Bar chart comparing rejection rates of four tests across five synthetic worlds — Rejection rates across five synthetic worlds. In the profitable-but-untimed world, Reality Check and SPA reject 66% and 64% (correctly flagging profitability), while the placement test rejects only 5%, holding its nominal size. All tests reach full power when genuine timing skill is present.

Two-panel calibration plot of p-value uniformity and false-positive rate control — Calibration on synthetic no-timing-skill worlds. p-values are uniform across i.i.d., drift-only, volatility-clustering, and structural-exposure scenarios, and the false-positive rate stays near the nominal 0.05 when timing skill is absent.

Power curve showing p-value falling and effect size rising as injected timing skill increases — Power on real gold-futures prices with injected timing skill. As the share of well-timed entries rises, the p-value falls and the effect size grows, confirming the test detects timing when it is genuinely present.

How the method works

The method re-randomizes only the calendar placement of a fixed trade structure while holding the price path and trade logistics constant. Each trading rule generates a sequence of trades with specific ordered durations, position sizes, directions, and internal spacing. The placement test extracts this structure, then samples alternative placements of the same template onto the calendar via a declared re-randomization law. The realized performance is compared to the distribution of returns across these structurally identical alternatives, so structural exposure affects the observed and null distributions equally and only timing is isolated. Under the null that the realized placement is exchangeable with alternatives from the chosen measure, the plus-one Monte Carlo p-value is finite-sample valid.

Significance testing combines Benjamini-Hochberg false-discovery-rate control, Bonferroni correction, and Kolmogorov-Smirnov uniformity checks on the p-value distribution to assess whether entry-placement skill exists after joint multiplicity control across the 322 strategy-by-asset panel. The test is calibrated on synthetic worlds with known ground truth and validated with a positive-control injection of genuine timing skill on the real gold-futures price path.
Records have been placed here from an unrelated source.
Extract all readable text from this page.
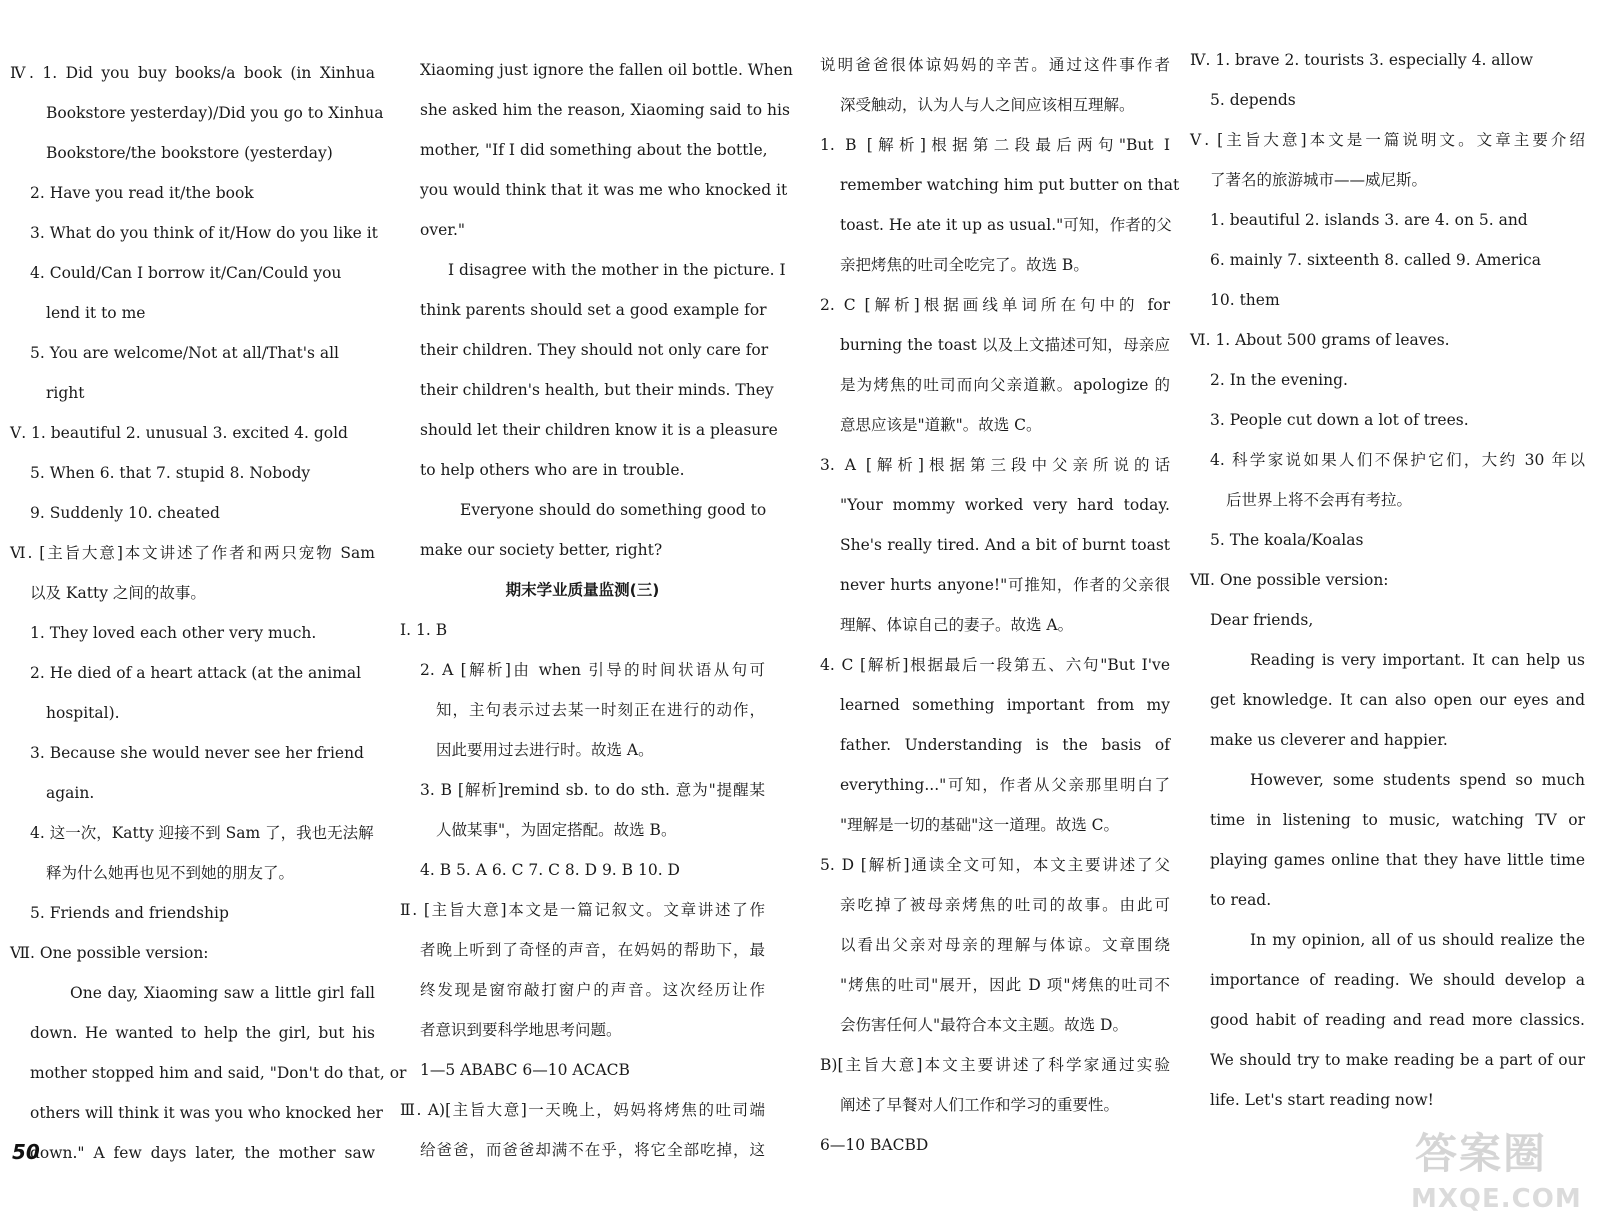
Ⅳ. 1. Did you buy books/a book (in Xinhua
Bookstore yesterday)/Did you go to Xinhua
Bookstore/the bookstore (yesterday)
2. Have you read it/the book
3. What do you think of it/How do you like it
4. Could/Can I borrow it/Can/Could you
lend it to me
5. You are welcome/Not at all/That's all
right
Ⅴ. 1. beautiful 2. unusual 3. excited 4. gold
5. When 6. that 7. stupid 8. Nobody
9. Suddenly 10. cheated
Ⅵ. [主旨大意]本文讲述了作者和两只宠物 Sam
以及 Katty 之间的故事。
1. They loved each other very much.
2. He died of a heart attack (at the animal
hospital).
3. Because she would never see her friend
again.
4. 这一次，Katty 迎接不到 Sam 了，我也无法解
释为什么她再也见不到她的朋友了。
5. Friends and friendship
Ⅶ. One possible version:
One day, Xiaoming saw a little girl fall
down. He wanted to help the girl, but his
mother stopped him and said, "Don't do that, or
others will think it was you who knocked her
down." A few days later, the mother saw
Xiaoming just ignore the fallen oil bottle. When
she asked him the reason, Xiaoming said to his
mother, "If I did something about the bottle,
you would think that it was me who knocked it
over."
I disagree with the mother in the picture. I
think parents should set a good example for
their children. They should not only care for
their children's health, but their minds. They
should let their children know it is a pleasure
to help others who are in trouble.
Everyone should do something good to
make our society better, right?
期末学业质量监测(三)
Ⅰ. 1. B
2. A [解析]由 when 引导的时间状语从句可
知，主句表示过去某一时刻正在进行的动作，
因此要用过去进行时。故选 A。
3. B [解析]remind sb. to do sth. 意为"提醒某
人做某事"，为固定搭配。故选 B。
4. B 5. A 6. C 7. C 8. D 9. B 10. D
Ⅱ. [主旨大意]本文是一篇记叙文。文章讲述了作
者晚上听到了奇怪的声音，在妈妈的帮助下，最
终发现是窗帘敲打窗户的声音。这次经历让作
者意识到要科学地思考问题。
1—5 ABABC 6—10 ACACB
Ⅲ. A)[主旨大意]一天晚上，妈妈将烤焦的吐司端
给爸爸，而爸爸却满不在乎，将它全部吃掉，这
说明爸爸很体谅妈妈的辛苦。通过这件事作者
深受触动，认为人与人之间应该相互理解。
1. B [解析]根据第二段最后两句"But I
remember watching him put butter on that
toast. He ate it up as usual."可知，作者的父
亲把烤焦的吐司全吃完了。故选 B。
2. C [解析]根据画线单词所在句中的 for
burning the toast 以及上文描述可知，母亲应
是为烤焦的吐司而向父亲道歉。apologize 的
意思应该是"道歉"。故选 C。
3. A [解析]根据第三段中父亲所说的话
"Your mommy worked very hard today.
She's really tired. And a bit of burnt toast
never hurts anyone!"可推知，作者的父亲很
理解、体谅自己的妻子。故选 A。
4. C [解析]根据最后一段第五、六句"But I've
learned something important from my
father. Understanding is the basis of
everything..."可知，作者从父亲那里明白了
"理解是一切的基础"这一道理。故选 C。
5. D [解析]通读全文可知，本文主要讲述了父
亲吃掉了被母亲烤焦的吐司的故事。由此可
以看出父亲对母亲的理解与体谅。文章围绕
"烤焦的吐司"展开，因此 D 项"烤焦的吐司不
会伤害任何人"最符合本文主题。故选 D。
B)[主旨大意]本文主要讲述了科学家通过实验
阐述了早餐对人们工作和学习的重要性。
6—10 BACBD
Ⅳ. 1. brave 2. tourists 3. especially 4. allow
5. depends
Ⅴ. [主旨大意]本文是一篇说明文。文章主要介绍
了著名的旅游城市——威尼斯。
1. beautiful 2. islands 3. are 4. on 5. and
6. mainly 7. sixteenth 8. called 9. America
10. them
Ⅵ. 1. About 500 grams of leaves.
2. In the evening.
3. People cut down a lot of trees.
4. 科学家说如果人们不保护它们，大约 30 年以
后世界上将不会再有考拉。
5. The koala/Koalas
Ⅶ. One possible version:
Dear friends,
Reading is very important. It can help us
get knowledge. It can also open our eyes and
make us cleverer and happier.
However, some students spend so much
time in listening to music, watching TV or
playing games online that they have little time
to read.
In my opinion, all of us should realize the
importance of reading. We should develop a
good habit of reading and read more classics.
We should try to make reading be a part of our
life. Let's start reading now!
50	答案圈
MXQE.COM
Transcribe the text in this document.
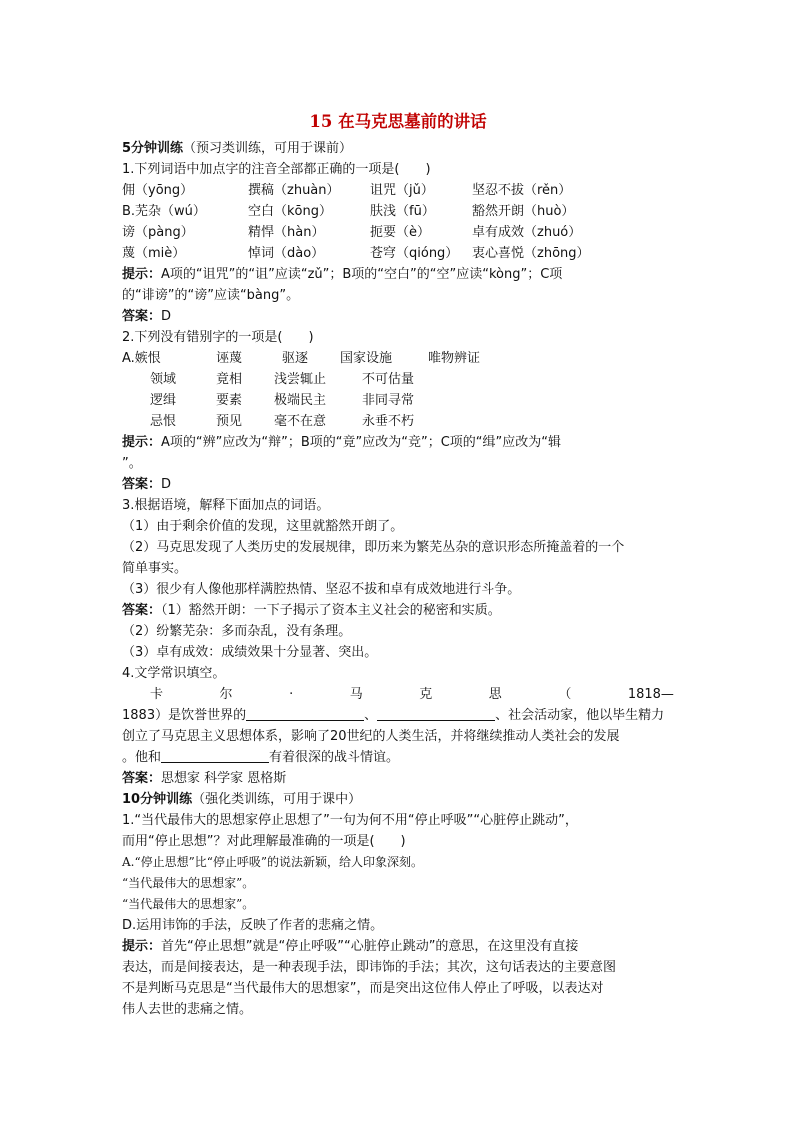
15 在马克思墓前的讲话
5分钟训练（预习类训练，可用于课前）
1.下列词语中加点字的注音全部都正确的一项是(　　)
佣（yōng）	撰稿（zhuàn） 诅咒（jǔ）	坚忍不拔（rěn）
B.芜杂（wú）	空白（kōng）	肤浅（fū）	豁然开朗（huò）
谤（pàng）	精悍（hàn）	扼要（è）	卓有成效（zhuó）
蔑（miè）	悼词（dào）	苍穹（qióng） 衷心喜悦（zhōng）
提示：A项的“诅咒”的“诅”应读“zǔ”；B项的“空白”的“空”应读“kòng”；C项
的“诽谤”的“谤”应读“bàng”。
答案：D
2.下列没有错别字的一项是(　　)
A.嫉恨	诬蔑	驱逐 国家设施	唯物辨证
领域	竟相 浅尝辄止	不可估量
逻缉	要素 极端民主	非同寻常
忌恨	预见 毫不在意	永垂不朽
提示：A项的“辨”应改为“辩”；B项的“竟”应改为“竞”；C项的“缉”应改为“辑
”。
答案：D
3.根据语境，解释下面加点的词语。
（1）由于剩余价值的发现，这里就豁然开朗了。
（2）马克思发现了人类历史的发展规律，即历来为繁芜丛杂的意识形态所掩盖着的一个
简单事实。
（3）很少有人像他那样满腔热情、坚忍不拔和卓有成效地进行斗争。
答案：（1）豁然开朗：一下子揭示了资本主义社会的秘密和实质。
（2）纷繁芜杂：多而杂乱，没有条理。
（3）卓有成效：成绩效果十分显著、突出。
4.文学常识填空。
卡	尔	·	马	克	思	（	1818—
1883）是饮誉世界的	、	、社会活动家，他以毕生精力
创立了马克思主义思想体系，影响了20世纪的人类生活，并将继续推动人类社会的发展
。他和	有着很深的战斗情谊。
答案：思想家 科学家 恩格斯
10分钟训练（强化类训练，可用于课中）
1.“当代最伟大的思想家停止思想了”一句为何不用“停止呼吸”“心脏停止跳动”，
而用“停止思想”？对此理解最准确的一项是(　　)
A.“停止思想”比“停止呼吸”的说法新颖，给人印象深刻。
“当代最伟大的思想家”。
“当代最伟大的思想家”。
D.运用讳饰的手法，反映了作者的悲痛之情。
提示：首先“停止思想”就是“停止呼吸”“心脏停止跳动”的意思，在这里没有直接
表达，而是间接表达，是一种表现手法，即讳饰的手法；其次，这句话表达的主要意图
不是判断马克思是“当代最伟大的思想家”，而是突出这位伟人停止了呼吸，以表达对
伟人去世的悲痛之情。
The empirical testbed spans gold futures from 2002 to 2026 and a cross-asset universe of 47 instruments at daily frequency. Eleven trading rules (trend-following, breakout, mean-reversion, and seasonal variants with a random-entry baseline) are applied unchanged to the panel without per-asset re-optimization, testing whether any rule demonstrates measure-invariant entry-placement skill under joint correction for multiple comparisons.

Data

Real data: gold futures (GC=F), daily, 2002 to 2026. Cross-asset panel: 47 instruments, 322 strategy-by-asset tests. Synthetic validation: five known-ground-truth worlds with 400 replications each, plus a positive-control injection of timing skill on real gold prices.

How to read this

Empirical findings are primarily single-asset; the 322-test cross-asset panel is exploratory on an availability sample.
The minimum neutral-measure p-value (0.053) is near-threshold and based on a very small trade count (N = 4).
Non-rejection is not a claim that the rules are unprofitable; it is evidence that the timing component does not clear a structure-matched counterfactual.